Es ist unmöglich, dass der Ärger gegen die
‚Hamas’ sich nicht verstärkt hätte, hätten
die Lebensbedingungen sich nicht zu einem
solchen Grad verschlimmert, den die
Palästinenser nicht einmal 1948 gekannt
hatten.
Zu jenen Fakten, die jede
Seite sich weigert zuzugeben, können wir das
bedeutende Faktum der gesamten tragischen
Situation hinzuzählen, die beide Seiten
unfähig sind sich einzugestehen. Israel hat
entschieden, eine einseitige Lösung zu
verfolgen und die Tür für jeglichen
Kompromiss geschlossen und dies ist die
Tatsache, die weder Fatah noch Hamas ernst
genug genommen haben sowie den
Wichtigkeitsgrad, den sie verdient. Beide
Seiten wetteifern darum, die US zu
beschwichtigen, indem sie denken, dass
dieses Verhalten die US-Administration dazu
bringen könnte, Israels Unbeugsamkeit zu
mildern. Tatsächlich zeigt dies einen hohen
Grad an Unfähigkeit die Situation zu
begreifen, besonders betreffend die Politik
und das Verhalten der USA. Dies ist eine
Unfähigkeit beider Parteien.
Es ist wahr, dass es auf
beiden Seiten vernünftige Menschen gibt, die
die Fakten verstehen und andere drängen
entsprechend zu handeln. Unglücklicherweise
sind jene Menschen in der Minderheit sowohl
bei der Fatah als auch bei der Hamas.

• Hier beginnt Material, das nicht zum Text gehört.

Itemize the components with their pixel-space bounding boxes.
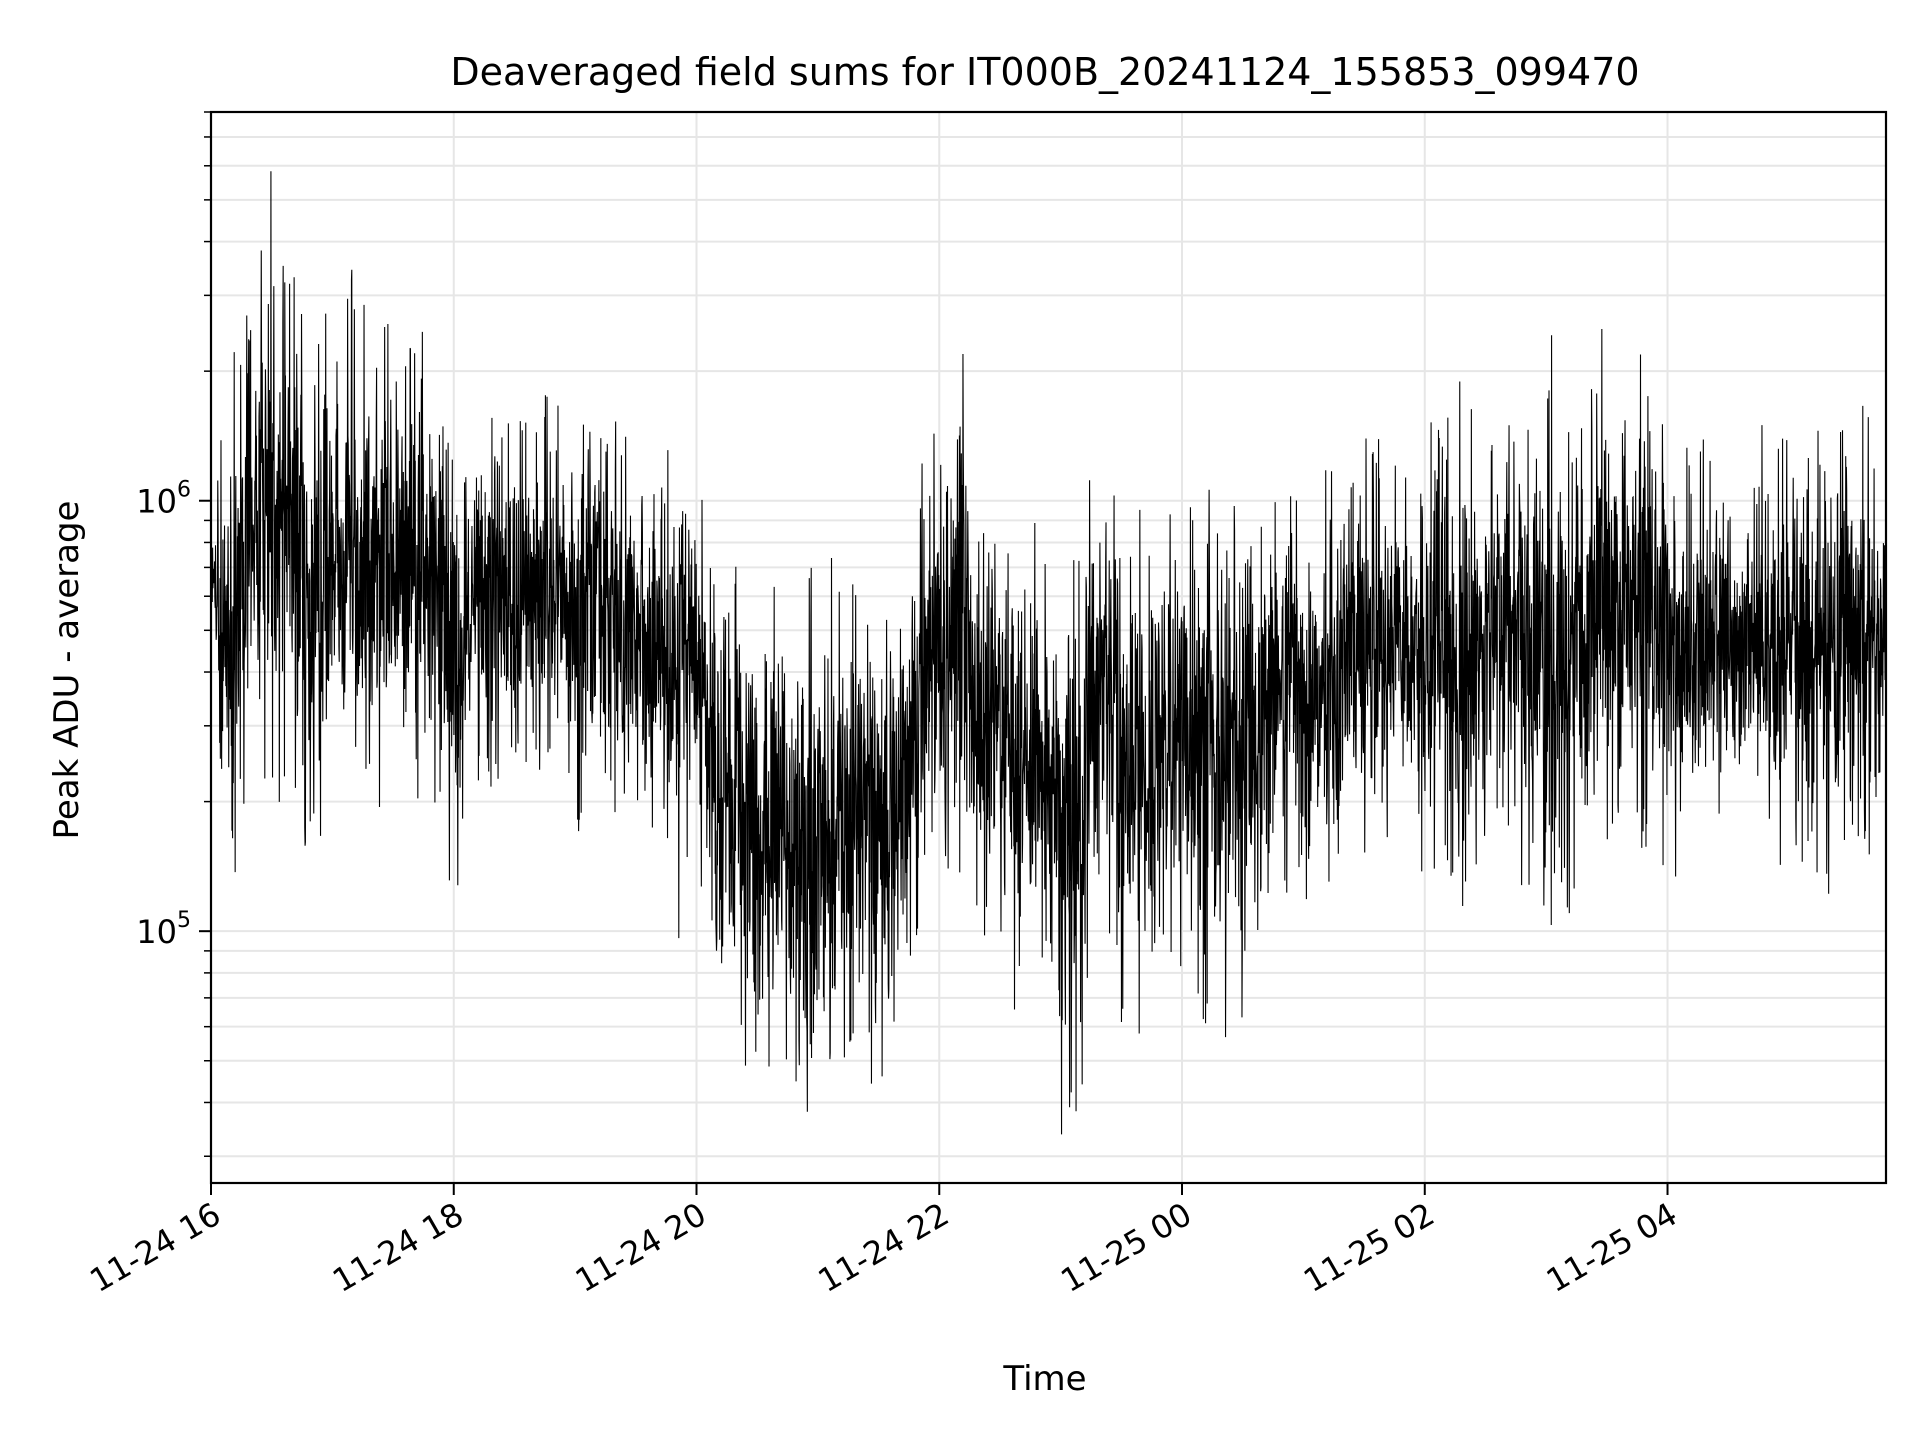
x-axis-label: Time [1002, 1359, 1086, 1399]
series-layer [211, 171, 1886, 1135]
series-line [211, 171, 1886, 1135]
y-tick-label: 105 [136, 908, 191, 951]
plot-frame [209, 110, 1888, 1185]
y-tick-label-exponent: 6 [177, 478, 191, 503]
y-tick-label-exponent: 5 [177, 908, 191, 933]
y-tick-label: 106 [136, 478, 191, 521]
y-tick-label-base: 10 [136, 483, 177, 521]
y-tick-label-base: 10 [136, 913, 177, 951]
y-axis-label: Peak ADU - average [47, 501, 87, 840]
chart-title: Deaveraged field sums for IT000B_2024112… [450, 50, 1639, 94]
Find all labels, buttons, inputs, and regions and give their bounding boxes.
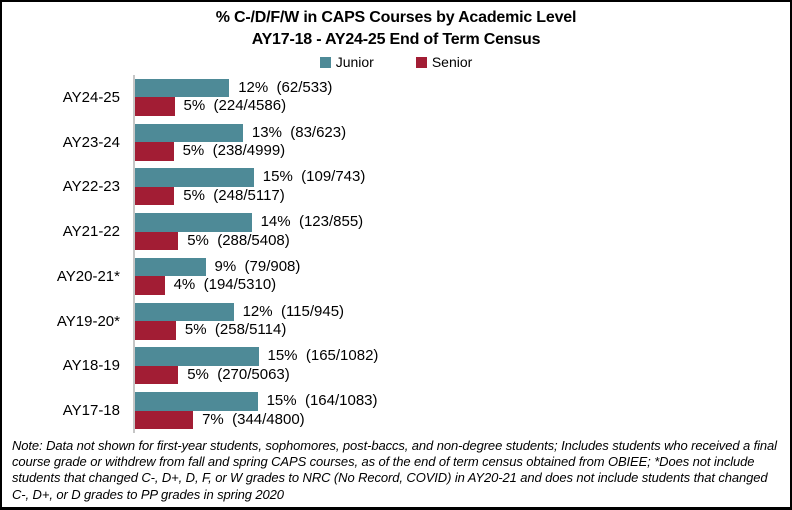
footnote: Note: Data not shown for first-year stud… xyxy=(12,438,777,502)
senior-bar-label: 5% (224/4586) xyxy=(183,97,287,115)
junior-bar-row: 13% (83/623) xyxy=(135,123,790,143)
bar-pair: 9% (79/908) 4% (194/5310) xyxy=(135,254,790,299)
bar-group: AY18-19 15% (165/1082) 5% (270/5063) xyxy=(2,344,790,389)
bar-pair: 15% (165/1082) 5% (270/5063) xyxy=(135,344,790,389)
junior-bar xyxy=(135,213,252,232)
senior-bar xyxy=(135,142,174,161)
junior-bar-row: 14% (123/855) xyxy=(135,213,790,232)
junior-bar-label: 9% (79/908) xyxy=(214,257,301,275)
bar-group: AY19-20* 12% (115/945) 5% (258/5114) xyxy=(2,299,790,344)
bar-pair: 14% (123/855) 5% (288/5408) xyxy=(135,209,790,254)
bar-group: AY22-23 15% (109/743) 5% (248/5117) xyxy=(2,165,790,210)
chart-legend: Junior Senior xyxy=(2,52,790,72)
bar-pair: 12% (115/945) 5% (258/5114) xyxy=(135,299,790,344)
chart-area: AY24-25 12% (62/533) 5% (224/4586) AY23-… xyxy=(2,75,790,433)
junior-bar xyxy=(135,78,230,98)
junior-bar-label: 15% (165/1082) xyxy=(267,347,379,365)
senior-bar-row: 4% (194/5310) xyxy=(135,276,790,295)
legend-label-junior: Junior xyxy=(335,54,374,70)
senior-bar xyxy=(135,186,175,206)
bar-pair: 13% (83/623) 5% (238/4999) xyxy=(135,120,790,165)
senior-bar-label: 4% (194/5310) xyxy=(173,276,277,294)
senior-bar xyxy=(135,231,179,251)
category-label: AY20-21* xyxy=(56,267,120,285)
category-axis-line xyxy=(133,75,135,433)
junior-bar-row: 9% (79/908) xyxy=(135,257,790,277)
legend-item-senior: Senior xyxy=(415,54,473,70)
category-label: AY17-18 xyxy=(62,402,120,420)
senior-bar-row: 5% (224/4586) xyxy=(135,97,790,116)
junior-bar xyxy=(135,257,206,277)
category-label: AY24-25 xyxy=(62,88,120,106)
senior-bar-row: 5% (270/5063) xyxy=(135,365,790,385)
senior-bar xyxy=(135,276,165,295)
bar-group: AY23-24 13% (83/623) 5% (238/4999) xyxy=(2,120,790,165)
bar-pair: 15% (109/743) 5% (248/5117) xyxy=(135,165,790,210)
bar-pair: 15% (164/1083) 7% (344/4800) xyxy=(135,388,790,433)
senior-bar-row: 7% (344/4800) xyxy=(135,410,790,430)
senior-bar-label: 5% (270/5063) xyxy=(187,365,290,383)
junior-bar-label: 15% (164/1083) xyxy=(266,392,378,410)
junior-bar-label: 12% (62/533) xyxy=(238,78,333,96)
senior-bar xyxy=(135,410,194,430)
category-label: AY21-22 xyxy=(62,223,120,241)
junior-bar-label: 15% (109/743) xyxy=(262,168,366,186)
category-label: AY22-23 xyxy=(62,178,120,196)
junior-bar-label: 13% (83/623) xyxy=(251,123,347,141)
junior-bar-row: 15% (165/1082) xyxy=(135,347,790,366)
senior-bar-label: 7% (344/4800) xyxy=(202,410,305,428)
junior-bar xyxy=(135,302,234,322)
senior-bar xyxy=(135,97,175,116)
bar-group: AY17-18 15% (164/1083) 7% (344/4800) xyxy=(2,388,790,433)
junior-swatch-icon xyxy=(319,56,331,68)
category-label: AY18-19 xyxy=(62,357,120,375)
senior-bar-row: 5% (238/4999) xyxy=(135,142,790,161)
senior-bar-label: 5% (238/4999) xyxy=(182,142,286,160)
senior-swatch-icon xyxy=(415,56,427,68)
junior-bar xyxy=(135,347,259,366)
legend-label-senior: Senior xyxy=(431,54,473,70)
bar-group: AY21-22 14% (123/855) 5% (288/5408) xyxy=(2,209,790,254)
category-label: AY19-20* xyxy=(56,312,120,330)
legend-item-junior: Junior xyxy=(319,54,374,70)
junior-bar xyxy=(135,392,258,411)
senior-bar-label: 5% (288/5408) xyxy=(187,231,290,249)
chart-header: % C-/D/F/W in CAPS Courses by Academic L… xyxy=(2,2,790,51)
chart-title: % C-/D/F/W in CAPS Courses by Academic L… xyxy=(215,9,577,26)
junior-bar xyxy=(135,123,243,143)
junior-bar-row: 12% (62/533) xyxy=(135,78,790,98)
junior-bar-row: 15% (109/743) xyxy=(135,168,790,187)
senior-bar-label: 5% (258/5114) xyxy=(184,321,287,339)
junior-bar-label: 12% (115/945) xyxy=(242,302,345,320)
bar-group: AY20-21* 9% (79/908) 4% (194/5310) xyxy=(2,254,790,299)
senior-bar xyxy=(135,321,176,340)
junior-bar-row: 15% (164/1083) xyxy=(135,392,790,411)
junior-bar-row: 12% (115/945) xyxy=(135,302,790,322)
senior-bar-row: 5% (258/5114) xyxy=(135,321,790,340)
senior-bar-row: 5% (288/5408) xyxy=(135,231,790,251)
chart-subtitle: AY17-18 - AY24-25 End of Term Census xyxy=(251,31,541,48)
bar-pair: 12% (62/533) 5% (224/4586) xyxy=(135,75,790,120)
junior-bar-label: 14% (123/855) xyxy=(260,213,364,231)
senior-bar-label: 5% (248/5117) xyxy=(183,186,285,204)
senior-bar-row: 5% (248/5117) xyxy=(135,186,790,206)
senior-bar xyxy=(135,365,179,385)
junior-bar xyxy=(135,168,254,187)
bar-group: AY24-25 12% (62/533) 5% (224/4586) xyxy=(2,75,790,120)
category-label: AY23-24 xyxy=(62,133,120,151)
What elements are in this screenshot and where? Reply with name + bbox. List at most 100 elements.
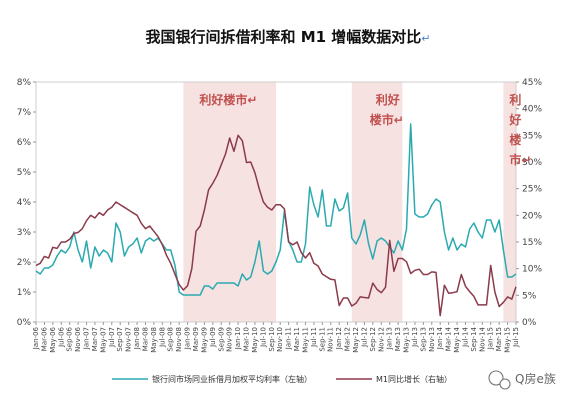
x-tick-label: Jan-07 <box>83 327 91 350</box>
x-tick-label: Jan-10 <box>234 327 242 350</box>
chart-title-text: 我国银行间拆借利率和 M1 增幅数据对比 <box>145 28 421 46</box>
x-tick-label: Nov-07 <box>125 327 133 352</box>
x-tick-label: Jul-09 <box>209 327 217 348</box>
x-tick-label: Mar-07 <box>91 327 99 351</box>
series-line-m1-growth <box>35 134 517 317</box>
x-tick-label: May-14 <box>453 326 461 352</box>
x-tick-label: Nov-12 <box>377 327 385 352</box>
chart-title: 我国银行间拆借利率和 M1 增幅数据对比↵ <box>145 28 430 46</box>
y-right-tick-label: 40% <box>522 105 542 115</box>
x-tick-label: Nov-08 <box>175 327 183 352</box>
wechat-bubble-small-icon <box>499 378 511 390</box>
y-right-tick-label: 20% <box>522 211 542 221</box>
series-line-interbank-rate <box>35 123 517 296</box>
x-tick-label: Jul-08 <box>158 327 166 348</box>
x-tick-label: Nov-09 <box>226 327 234 352</box>
x-tick-label: Jul-13 <box>411 327 419 348</box>
y-left-tick-label: 0% <box>17 318 32 328</box>
highlight-regions <box>183 82 516 322</box>
y-right-tick-label: 30% <box>522 158 542 168</box>
x-tick-label: Jan-13 <box>386 327 394 350</box>
y-left-tick-label: 4% <box>17 198 32 208</box>
x-tick-label: Mar-10 <box>243 327 251 351</box>
x-tick-label: Sep-12 <box>369 327 377 352</box>
x-tick-label: Sep-07 <box>116 327 124 352</box>
x-tick-label: May-11 <box>301 327 309 353</box>
x-tick-label: Sep-09 <box>217 327 225 352</box>
y-right-tick-label: 45% <box>522 78 542 88</box>
x-tick-label: Jul-06 <box>57 326 65 347</box>
svg-text:我国银行间拆借利率和 M1 增幅数据对比↵: 我国银行间拆借利率和 M1 增幅数据对比↵ <box>145 28 430 46</box>
x-tick-label: Mar-14 <box>445 326 453 351</box>
annotations: 利好楼市↵ 利好楼市↵利好楼市↵ <box>199 92 531 167</box>
x-tick-label: Mar-13 <box>394 327 402 351</box>
watermark: Q房e族 <box>488 370 556 390</box>
x-tick-label: Nov-10 <box>276 327 284 352</box>
y-left-tick-label: 5% <box>17 168 32 178</box>
y-left-tick-label: 1% <box>17 288 32 298</box>
y-left-tick-label: 3% <box>17 228 32 238</box>
x-tick-label: Mar-09 <box>192 327 200 351</box>
x-tick-label: Nov-14 <box>478 326 486 351</box>
y-left-tick-label: 8% <box>17 78 32 88</box>
x-tick-label: Jul-15 <box>512 327 520 348</box>
legend-label-rate: 银行间市场同业拆借月加权平均利率（左轴） <box>152 374 312 384</box>
y-left-tick-label: 2% <box>17 258 32 268</box>
x-tick-label: Jan-11 <box>285 327 293 350</box>
annotation-label-3-char: 利 <box>509 92 521 107</box>
x-tick-label: Jan-12 <box>335 327 343 350</box>
annotation-label-3-char: 好 <box>508 112 521 127</box>
annotation-label-2-line2: 楼市↵ <box>370 112 404 127</box>
x-tick-label: Jul-14 <box>461 326 469 347</box>
x-tick-label: May-08 <box>150 327 158 353</box>
x-tick-label: Mar-15 <box>495 327 503 351</box>
x-tick-label: Jan-06 <box>32 326 40 350</box>
x-tick-label: May-07 <box>99 327 107 353</box>
x-tick-label: Jul-11 <box>310 327 318 348</box>
x-tick-label: Sep-11 <box>318 327 326 352</box>
y-right-tick-label: 25% <box>522 185 542 195</box>
x-tick-label: Sep-14 <box>470 326 478 351</box>
chart-title-mark: ↵ <box>421 32 430 45</box>
x-tick-label: Sep-13 <box>419 327 427 352</box>
highlight-region-3 <box>503 82 516 322</box>
x-tick-label: Nov-06 <box>74 326 82 351</box>
annotation-label-3-char: 楼 <box>509 132 521 147</box>
y-left-tick-label: 7% <box>17 108 32 118</box>
y-right-tick-label: 5% <box>522 291 537 301</box>
x-tick-label: Jan-08 <box>133 327 141 350</box>
annotation-label-3-char: 市↵ <box>509 152 531 167</box>
x-tick-label: Mar-11 <box>293 327 301 351</box>
x-axis: Jan-06 Mar-06 May-06 Jul-06 Sep-06 Nov-06 Jan-… <box>32 322 520 353</box>
x-tick-label: Sep-06 <box>66 326 74 351</box>
y-right-tick-label: 0% <box>522 318 537 328</box>
x-tick-label: Sep-08 <box>167 327 175 352</box>
annotation-label-1: 利好楼市↵ <box>199 92 257 107</box>
x-tick-label: Jul-12 <box>360 327 368 348</box>
y-axis-right: 0% 5% 10% 15% 20% 25% 30% 35% 40% 45% <box>516 78 542 328</box>
highlight-region-1 <box>183 82 276 322</box>
x-tick-label: Nov-13 <box>428 327 436 352</box>
x-tick-label: Nov-11 <box>327 327 335 352</box>
y-right-tick-label: 15% <box>522 238 542 248</box>
x-tick-label: Mar-12 <box>344 327 352 351</box>
x-tick-label: May-06 <box>49 326 57 352</box>
x-tick-label: Jan-15 <box>487 327 495 350</box>
legend: 银行间市场同业拆借月加权平均利率（左轴） M1同比增长（右轴） <box>112 374 452 384</box>
wechat-bubble-icon <box>488 370 504 386</box>
watermark-text: Q房e族 <box>515 371 556 386</box>
series-layer <box>35 123 517 317</box>
x-tick-label: May-12 <box>352 327 360 353</box>
x-tick-label: Jan-14 <box>436 326 444 350</box>
x-tick-label: Sep-10 <box>268 327 276 352</box>
x-tick-label: May-09 <box>200 327 208 353</box>
y-left-tick-label: 6% <box>17 138 32 148</box>
y-right-tick-label: 35% <box>522 131 542 141</box>
annotation-label-2-line1: 利好 <box>376 92 400 107</box>
x-tick-label: May-15 <box>504 327 512 353</box>
x-tick-label: May-10 <box>251 327 259 353</box>
x-tick-label: Mar-08 <box>141 327 149 351</box>
x-tick-label: Jul-07 <box>108 327 116 348</box>
x-tick-label: May-13 <box>403 327 411 353</box>
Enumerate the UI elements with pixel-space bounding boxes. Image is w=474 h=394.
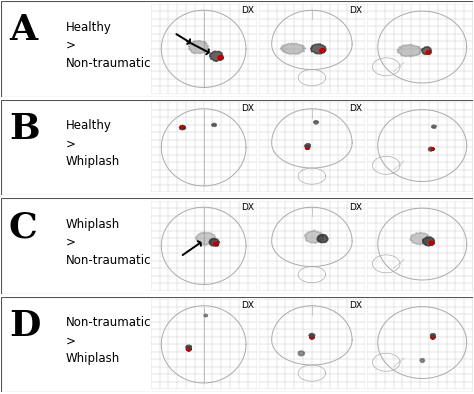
- Polygon shape: [214, 242, 219, 246]
- Polygon shape: [210, 51, 223, 61]
- Polygon shape: [422, 237, 435, 246]
- Polygon shape: [179, 125, 186, 130]
- Polygon shape: [428, 147, 433, 151]
- Polygon shape: [397, 45, 421, 57]
- Text: A: A: [9, 13, 37, 47]
- Text: Healthy
>
Whiplash: Healthy > Whiplash: [66, 119, 120, 168]
- Polygon shape: [305, 143, 310, 147]
- Polygon shape: [212, 123, 217, 126]
- Text: Whiplash
>
Non-traumatic: Whiplash > Non-traumatic: [66, 218, 152, 267]
- Polygon shape: [429, 241, 434, 245]
- Text: D: D: [9, 309, 40, 343]
- Polygon shape: [298, 351, 305, 356]
- Text: DX: DX: [349, 301, 362, 310]
- Text: C: C: [9, 210, 37, 244]
- Polygon shape: [310, 335, 314, 339]
- Polygon shape: [426, 50, 431, 54]
- Polygon shape: [196, 232, 216, 245]
- Text: DX: DX: [241, 104, 254, 113]
- Polygon shape: [430, 334, 436, 337]
- Polygon shape: [320, 48, 325, 53]
- Polygon shape: [204, 314, 208, 317]
- Text: B: B: [9, 112, 39, 146]
- Polygon shape: [420, 359, 425, 362]
- Text: Non-traumatic
>
Whiplash: Non-traumatic > Whiplash: [66, 316, 152, 365]
- Polygon shape: [304, 230, 324, 243]
- Polygon shape: [430, 335, 435, 339]
- Polygon shape: [314, 121, 319, 124]
- Polygon shape: [410, 232, 430, 245]
- Text: DX: DX: [349, 104, 362, 113]
- Polygon shape: [317, 234, 328, 243]
- Text: DX: DX: [349, 6, 362, 15]
- Polygon shape: [181, 126, 184, 129]
- Text: DX: DX: [349, 203, 362, 212]
- Polygon shape: [218, 56, 223, 60]
- Polygon shape: [188, 41, 209, 54]
- Polygon shape: [431, 148, 434, 151]
- Polygon shape: [432, 125, 436, 128]
- Polygon shape: [186, 347, 191, 351]
- Polygon shape: [186, 345, 191, 349]
- Text: DX: DX: [241, 301, 254, 310]
- Polygon shape: [422, 46, 431, 54]
- Polygon shape: [209, 238, 219, 246]
- Polygon shape: [310, 44, 326, 54]
- Polygon shape: [305, 145, 310, 149]
- Text: DX: DX: [241, 6, 254, 15]
- Text: DX: DX: [241, 203, 254, 212]
- Polygon shape: [309, 333, 315, 337]
- Text: Healthy
>
Non-traumatic: Healthy > Non-traumatic: [66, 21, 152, 70]
- Polygon shape: [281, 43, 305, 54]
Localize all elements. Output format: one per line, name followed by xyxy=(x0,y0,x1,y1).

Zur
Zeit ist die Stimme der Vernunft die
schwächste unter den Palästinensern.
Die lautesten Stimmen
sind jene in der Fatah, die ihren Wunsch die
Hamas zu eliminieren über die allgemeine
Notwendigkeit gegen die Besatzung zu kämpfen
stellen und jene in der Hamas, die glauben,
dass die Fortsetzung der Hamas-Regierung
wichtiger ist als die Besatzung zu beenden.
Diese Menschen sind jene, die Flüche,
Anschuldigungen, Attacken, Morde und
verabscheuenswürdige Aktionen austauschen
bzw. begehen.
Wir sind Zeugen dessen,
was von Ariel Sharon geplant wurde, als er
die Siedler zurückzog – den Gaza-Streifen
Armut und Chaos auszuliefern. Sobald Israel
Kontrolle über alles hat, sogar über die
Schlafzimmer, hat es die notwendigen Mittel
in der Hand zu kämpfen, aufzuhetzen und
Armut und Chaos zu steigern. Ehud Olmert
erfüllt, was sein Vorgänger begann und
Shimon Peres hilft Olmert, wie er Sharon
geholfen hat. Israels Regierung verstärkt
verbalen Betrug während es jede Chance für
einen Kompromiss sabotiert. Israels
Korrumpierung einer Chance einer Lösung hat
sich in zwei Richtungen fortgesetzt – alles
Notwendige zu unternehmen die
palästinensische Verwaltung daran zu hindern
für die Bedürfnisse seines Volkes zu sorgen
und alles Notwendige zu unternehmen die
Kämpfe unter den Palästinensern zu fördern.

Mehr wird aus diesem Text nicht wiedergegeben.